= Douglas Humpherys =

American pianist, educator, and adjudicator

 Douglas Humpherys is an American pianist, educator, and adjudicator.

==Performing career==

Douglas Humpherys won the Gold Medal at the first Gina Bachauer International Piano Competition in 1976, and has performed in Asia, Europe, and North America. He has also recorded a wide variety of repertoire on CD, and been featured in live broadcasts of PBS Television and National Public Radio.

==Career in Education==

Dr. Humpherys is currently chair of the piano department at the Eastman School of Music.
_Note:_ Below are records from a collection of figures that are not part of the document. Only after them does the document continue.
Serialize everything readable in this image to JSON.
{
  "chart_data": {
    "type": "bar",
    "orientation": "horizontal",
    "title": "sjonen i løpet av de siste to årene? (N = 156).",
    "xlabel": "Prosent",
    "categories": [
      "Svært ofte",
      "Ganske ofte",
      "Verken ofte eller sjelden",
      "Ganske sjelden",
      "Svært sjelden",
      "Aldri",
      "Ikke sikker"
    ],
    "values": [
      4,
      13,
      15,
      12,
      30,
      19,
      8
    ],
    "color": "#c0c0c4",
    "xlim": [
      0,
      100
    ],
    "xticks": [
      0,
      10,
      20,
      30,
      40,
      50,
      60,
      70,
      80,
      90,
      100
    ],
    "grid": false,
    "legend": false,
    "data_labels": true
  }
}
He has taught hundreds of master classes at universities, conservatories, music academies, and festivals throughout the world. He has also presented lectures to the European Piano Teachers’ Association, the Music Teachers’ National Association, the World Conference on Piano Pedagogy, and the National Conference on Keyboard Pedagogy.

==Adjudication==

He has served on the jury of the Gina Bachauer International Piano Competition eleven times, and has also been a jurist for the Rachmaninoff International Young Artists’ Piano Competition, the Chinese 2005 National Competition in Beijing, the PTNA National Piano Competition in Tokyo, and the Hilton Head, Bösendorfer, and Cleveland International Piano Competitions. He also created the Eastman Young Artists’ International Piano Competition, which he also oversees as director.